When I first came in contact with the raw food world a couple of years ago, what I took away was green smoothies. Unfortunately, they never turned out as nice looking as the ones on the web. This was certainly due to crappy blenders I’ve had. I didn’t have a lot of money, because I was a student. So I bought several cheap blenders, which just didn’t live up to my expectations. But also, I didn’t have a clue about nutrition, even though I had been a vegan for several years.
Yes, I was a classic junk food vegan. I inherently knew that vegan was the way to go, including health-wise, but I just didn’t really know anything. That’s easy to say in hindsight.

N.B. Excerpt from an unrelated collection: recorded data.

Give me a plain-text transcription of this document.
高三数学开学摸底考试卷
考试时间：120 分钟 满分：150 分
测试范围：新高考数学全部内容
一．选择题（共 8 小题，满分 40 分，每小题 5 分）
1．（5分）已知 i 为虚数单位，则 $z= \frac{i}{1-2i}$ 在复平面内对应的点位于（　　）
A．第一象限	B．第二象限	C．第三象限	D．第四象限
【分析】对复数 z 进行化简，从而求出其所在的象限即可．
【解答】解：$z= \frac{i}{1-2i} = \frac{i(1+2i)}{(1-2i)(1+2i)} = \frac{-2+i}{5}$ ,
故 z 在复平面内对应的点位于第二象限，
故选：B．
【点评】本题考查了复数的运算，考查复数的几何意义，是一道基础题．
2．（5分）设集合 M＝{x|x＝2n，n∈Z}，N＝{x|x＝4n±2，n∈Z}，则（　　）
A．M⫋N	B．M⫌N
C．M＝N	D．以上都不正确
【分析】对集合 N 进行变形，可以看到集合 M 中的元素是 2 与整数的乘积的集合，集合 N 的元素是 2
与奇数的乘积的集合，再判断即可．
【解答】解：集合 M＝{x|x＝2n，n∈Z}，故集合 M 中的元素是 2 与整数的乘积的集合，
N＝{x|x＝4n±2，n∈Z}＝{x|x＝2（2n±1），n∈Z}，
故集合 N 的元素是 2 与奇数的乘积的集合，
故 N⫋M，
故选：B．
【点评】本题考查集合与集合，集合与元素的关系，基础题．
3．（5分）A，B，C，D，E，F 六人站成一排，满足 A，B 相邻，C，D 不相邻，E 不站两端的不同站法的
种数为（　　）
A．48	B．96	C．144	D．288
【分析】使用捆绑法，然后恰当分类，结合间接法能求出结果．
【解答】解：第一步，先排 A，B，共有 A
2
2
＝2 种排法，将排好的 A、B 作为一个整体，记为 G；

About 3-4 years back (has it really been this long? WOW!), I finally invested a good sum of money (for a student) and bought a high-speed blender (the omniblend). It’s a great blender, and green smoothies are heaven with it. But the living situation I was in wasn’t a good environment to thrive in with green smoothies and raw food in general. So I kind of gave up on it more and more with some not-so-nice comments I got from roommates (who went from vegan to atkins with a vengence).
That changed when I moved into the home I live in now, about 2 1/2 years ago, where my way of eating is mostly accepted and respected. When I moved in, I actually got my roomies into a little smoothie craze. For a couple of weeks, almost everyone was doing smoothies. For a long time, I was doing mostly large fruit smoothies, but after a while, I got back into green smoothies.
I mean, the benefits of green smoothies sound awesome:
- they’re healthy – especially when they replace an unhealthy breakfast like bacon & eggs
- it’s an easy way to get in yo’ greens
- they’re time-efficient
- they give you lots of fiber, water, vitamins, and minerals
- they should be a breeze on digestion since fruits & veggies digest quickly
And for a long time, until about late spring this year, I had a smoothie pretty much every morning and oftentimes also for lunch. And then cooked dinner. Pretty much according to what the Raw Til 4 Guidelines are saying now, but I never quite got up to 2,500 calories+ a day. And here’s why:
I tried drinking large smoothies – oftentimes they were 1.5 to 2 liters. I would pack A LOT of produce in there, and it still wasn’t 1000 calories. The largest smoothies were about 800 calories, usually around 5-600 calories, though. They would taste great. I would try to drink them slowly, and to chew them. But mostly, I didn’t.
With the 2 liter smoothie in my belly, I felt SO full, I didn’t feel like moving too much. I never really felt very satisfied. 2 hours later, I would want more food. Most of the time, I also felt SO bloated and it would last all day. Not a super nice feeling that I had pretty much every day. Don’t get me wrong, I still felt WAY better with (green) smoothies than I did before because I actually got some nutrients into my body. But for me, they still weren’t optimal.
Earlier this year, I moved away from the high raw, high fruit diet and more towards whole food, plant-based McDougall Lifestyle. For breakfast, I usually have oatmeal. For lunch, I often cook enough for lunch and dinner. Or enough at dinner time for dinner and lunch the next day. I still eat fruit, of course. That’s something that stayed with me. But I limit it to 1-3 pieces a day, usually.
I must say, the oatmeal for breakfast satisfies me so much more. Apart from being delicious and being able to have it in a million varieties, it satisfies me for hours and hours. I don’t think about food anymore until I really get hungry. Totally contrary to having a smoothie for breakfast. It also helps me to be regular, if you know what I mean. Yes, even better than the large smoothies with loads of fiber.
Also, I don’t count calories anymore, and it is such a feeling of freedom! I used to weigh and measure everything I put into the smoothies (and also the green juices) to make sure I got enough. Enough calories, enough nutrients, enough fiber, etc. I definitely became way too obsessed with it. I realized that that’s not healthy behavior. Sure, every once in a while, I will track a day, especially when I try something new. Just to get the gist of it. But I don’t do it daily, and I don’t obsess over it anymore. And I feel so much better this way.
For now, I will have my smoothies as a snack rather than a full meal replacement. Keeping them smaller helps with my digestion and my overall well-being.
Of course, this is just my personal story and opinion. If you’re doing (green) smoothies and you feel great with them, by all means, continue! Especially when you come from a SAD (Standard American Diet) lifestyle, green smoothies are still a great option to get in some great nutrition.